Standard corrections to GFE for uni and bi molecular rxns

[Einstein Mcfly]

Hello everyone. I have a weird question regarding the calculation of free energy changes in a multi-step mechanism. Now, if you have a bunch of calculated free energies in gas phase at 1 atm (say, from an electronic structure program) and you want to model in solvent, you need to get them in a 1M standard state and this requires adding an additional term RT*ln(RT). Now, if every step in your mechanism is either unimolecular or bimolecular, there will be no change in the concentration of anything as the total number of moles of things will all stay constant and these corrections will all cancel when you calculate the delta Gs. However, if you have some mixing of them, such as
1) AB--> A +B
2) B+C->D
etc.
then in the first case you've added a mole and in the second case you've removed a mole. Therefore, when I calculate the delta G for these steps, the sign of RT*ln(RT) should be positive in the first case and negative in the second case, correct? You won't get cancellation when you calculate the delta Gs and these corrections will tweek things by three or so kcal/mol. Am I on the right track here or am I missing something?

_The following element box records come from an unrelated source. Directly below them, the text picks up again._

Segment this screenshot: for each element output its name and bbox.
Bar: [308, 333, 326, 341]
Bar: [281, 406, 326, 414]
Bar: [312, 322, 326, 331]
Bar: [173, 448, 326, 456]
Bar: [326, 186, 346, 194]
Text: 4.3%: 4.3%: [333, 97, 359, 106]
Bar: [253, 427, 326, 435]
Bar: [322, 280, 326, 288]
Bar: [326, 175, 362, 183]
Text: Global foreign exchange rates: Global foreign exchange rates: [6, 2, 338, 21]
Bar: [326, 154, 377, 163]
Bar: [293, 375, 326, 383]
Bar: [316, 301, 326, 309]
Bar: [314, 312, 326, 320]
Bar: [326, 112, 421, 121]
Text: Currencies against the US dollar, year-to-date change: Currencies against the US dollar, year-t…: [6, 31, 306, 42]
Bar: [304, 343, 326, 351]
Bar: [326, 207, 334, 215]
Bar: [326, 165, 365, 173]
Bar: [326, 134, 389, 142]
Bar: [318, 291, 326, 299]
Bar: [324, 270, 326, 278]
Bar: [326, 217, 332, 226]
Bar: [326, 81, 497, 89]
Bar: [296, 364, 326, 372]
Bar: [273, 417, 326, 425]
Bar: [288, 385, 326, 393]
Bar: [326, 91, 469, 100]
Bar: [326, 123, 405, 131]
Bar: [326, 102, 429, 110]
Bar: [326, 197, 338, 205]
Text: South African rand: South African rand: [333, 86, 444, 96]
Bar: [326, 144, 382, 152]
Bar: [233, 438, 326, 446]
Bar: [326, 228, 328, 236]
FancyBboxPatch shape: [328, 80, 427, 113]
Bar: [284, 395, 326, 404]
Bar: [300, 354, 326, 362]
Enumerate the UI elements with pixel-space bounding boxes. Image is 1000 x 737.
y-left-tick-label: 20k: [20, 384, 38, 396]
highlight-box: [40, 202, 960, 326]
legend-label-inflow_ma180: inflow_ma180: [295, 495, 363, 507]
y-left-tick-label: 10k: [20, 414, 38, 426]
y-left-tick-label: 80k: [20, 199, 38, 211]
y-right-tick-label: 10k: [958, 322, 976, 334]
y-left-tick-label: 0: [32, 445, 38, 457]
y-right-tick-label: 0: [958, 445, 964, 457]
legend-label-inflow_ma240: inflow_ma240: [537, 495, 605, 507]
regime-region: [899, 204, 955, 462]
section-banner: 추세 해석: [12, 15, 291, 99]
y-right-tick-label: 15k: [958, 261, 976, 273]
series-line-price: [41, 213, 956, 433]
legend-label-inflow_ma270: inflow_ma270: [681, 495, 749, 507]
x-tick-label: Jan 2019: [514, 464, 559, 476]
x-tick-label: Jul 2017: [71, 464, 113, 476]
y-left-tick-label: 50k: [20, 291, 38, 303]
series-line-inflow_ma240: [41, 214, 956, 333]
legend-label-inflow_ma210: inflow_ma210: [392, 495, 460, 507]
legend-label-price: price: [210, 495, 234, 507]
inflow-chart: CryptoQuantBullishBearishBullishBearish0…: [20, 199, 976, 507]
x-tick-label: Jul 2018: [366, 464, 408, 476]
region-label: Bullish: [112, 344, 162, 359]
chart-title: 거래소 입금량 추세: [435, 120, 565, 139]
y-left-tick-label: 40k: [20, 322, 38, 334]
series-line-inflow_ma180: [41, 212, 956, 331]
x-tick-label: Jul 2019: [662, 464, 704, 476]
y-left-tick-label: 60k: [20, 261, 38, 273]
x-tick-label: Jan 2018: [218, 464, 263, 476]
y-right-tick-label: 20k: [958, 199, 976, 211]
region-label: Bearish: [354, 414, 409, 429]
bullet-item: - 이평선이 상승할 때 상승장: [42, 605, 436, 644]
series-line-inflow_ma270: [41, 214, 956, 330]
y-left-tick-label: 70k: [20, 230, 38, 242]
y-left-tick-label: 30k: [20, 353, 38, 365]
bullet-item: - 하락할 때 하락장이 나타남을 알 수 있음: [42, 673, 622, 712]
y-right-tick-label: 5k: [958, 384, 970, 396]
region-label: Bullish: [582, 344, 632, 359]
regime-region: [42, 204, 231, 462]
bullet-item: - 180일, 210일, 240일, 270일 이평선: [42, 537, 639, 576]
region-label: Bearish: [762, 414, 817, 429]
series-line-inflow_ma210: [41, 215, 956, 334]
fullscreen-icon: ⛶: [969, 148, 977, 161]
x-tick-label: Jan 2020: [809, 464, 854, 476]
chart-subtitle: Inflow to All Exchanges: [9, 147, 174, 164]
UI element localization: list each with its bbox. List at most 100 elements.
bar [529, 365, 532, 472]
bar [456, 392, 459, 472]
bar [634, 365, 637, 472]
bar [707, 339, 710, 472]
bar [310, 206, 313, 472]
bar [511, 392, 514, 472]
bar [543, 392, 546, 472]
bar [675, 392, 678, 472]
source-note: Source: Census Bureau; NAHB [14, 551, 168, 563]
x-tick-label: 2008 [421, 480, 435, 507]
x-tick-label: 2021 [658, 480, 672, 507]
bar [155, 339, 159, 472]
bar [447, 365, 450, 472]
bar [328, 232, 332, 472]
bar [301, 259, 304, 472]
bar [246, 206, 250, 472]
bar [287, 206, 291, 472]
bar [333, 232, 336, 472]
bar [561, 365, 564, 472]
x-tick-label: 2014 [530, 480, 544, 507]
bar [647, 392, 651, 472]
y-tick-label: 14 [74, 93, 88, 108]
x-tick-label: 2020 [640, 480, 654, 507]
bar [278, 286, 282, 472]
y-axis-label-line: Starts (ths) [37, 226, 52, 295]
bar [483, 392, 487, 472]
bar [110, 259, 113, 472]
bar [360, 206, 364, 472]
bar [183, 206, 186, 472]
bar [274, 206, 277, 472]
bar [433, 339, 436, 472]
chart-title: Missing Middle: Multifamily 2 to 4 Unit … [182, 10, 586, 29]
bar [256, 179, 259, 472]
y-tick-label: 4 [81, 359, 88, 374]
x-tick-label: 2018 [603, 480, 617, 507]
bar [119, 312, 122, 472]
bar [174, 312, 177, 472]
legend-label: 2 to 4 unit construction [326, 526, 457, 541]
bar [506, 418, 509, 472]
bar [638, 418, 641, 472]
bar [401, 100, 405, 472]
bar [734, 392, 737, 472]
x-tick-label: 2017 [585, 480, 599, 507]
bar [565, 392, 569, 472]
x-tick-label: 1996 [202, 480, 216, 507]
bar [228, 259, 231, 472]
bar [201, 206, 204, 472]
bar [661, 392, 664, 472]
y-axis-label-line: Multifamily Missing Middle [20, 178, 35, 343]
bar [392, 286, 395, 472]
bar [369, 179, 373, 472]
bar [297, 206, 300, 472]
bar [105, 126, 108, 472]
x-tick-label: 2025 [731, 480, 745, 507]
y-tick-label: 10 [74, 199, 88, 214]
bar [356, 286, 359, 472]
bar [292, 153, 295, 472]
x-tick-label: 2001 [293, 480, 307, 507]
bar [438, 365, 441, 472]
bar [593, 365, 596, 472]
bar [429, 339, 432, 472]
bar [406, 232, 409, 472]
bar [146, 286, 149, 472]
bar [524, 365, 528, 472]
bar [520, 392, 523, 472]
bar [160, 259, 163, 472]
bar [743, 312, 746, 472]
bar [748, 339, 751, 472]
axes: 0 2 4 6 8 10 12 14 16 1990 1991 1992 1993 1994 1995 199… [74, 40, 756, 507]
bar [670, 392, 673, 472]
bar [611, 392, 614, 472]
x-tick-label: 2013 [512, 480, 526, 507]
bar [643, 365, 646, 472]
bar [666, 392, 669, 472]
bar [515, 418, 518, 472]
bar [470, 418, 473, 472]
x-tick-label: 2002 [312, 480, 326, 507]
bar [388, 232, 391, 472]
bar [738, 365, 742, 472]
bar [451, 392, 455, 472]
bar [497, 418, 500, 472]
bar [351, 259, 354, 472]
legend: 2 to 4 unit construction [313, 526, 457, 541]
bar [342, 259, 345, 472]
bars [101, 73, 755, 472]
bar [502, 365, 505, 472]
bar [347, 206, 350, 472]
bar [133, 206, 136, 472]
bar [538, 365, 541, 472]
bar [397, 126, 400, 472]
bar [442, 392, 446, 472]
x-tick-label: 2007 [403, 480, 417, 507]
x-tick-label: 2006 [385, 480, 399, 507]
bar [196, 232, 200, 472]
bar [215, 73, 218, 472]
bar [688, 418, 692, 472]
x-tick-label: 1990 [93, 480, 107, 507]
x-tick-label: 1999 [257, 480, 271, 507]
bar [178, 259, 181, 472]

Thanks for any help you can give.

 

[Dr Uma Sharma]

How can you predict the sign of delta G only by counting moles on the reactant side and product side?

 

[Einstein Mcfly]

Sorry, I'm not talking about getting the sign of delta G, I'm talking only about the correction in going from 1 atm to 1M. In that case delta G is the difference between the Gs at STP plus the difference between the correction terms for each G. Clearly the effect of the correction term will be zero if one mole goes to one mole or two moles go to two moles, but what about one mole going to two (as in A-->B+C) or two going to one (C+D-->F)?

I just want to make sure that I'm correct about when the correction term will figure in (that is, not cancel out).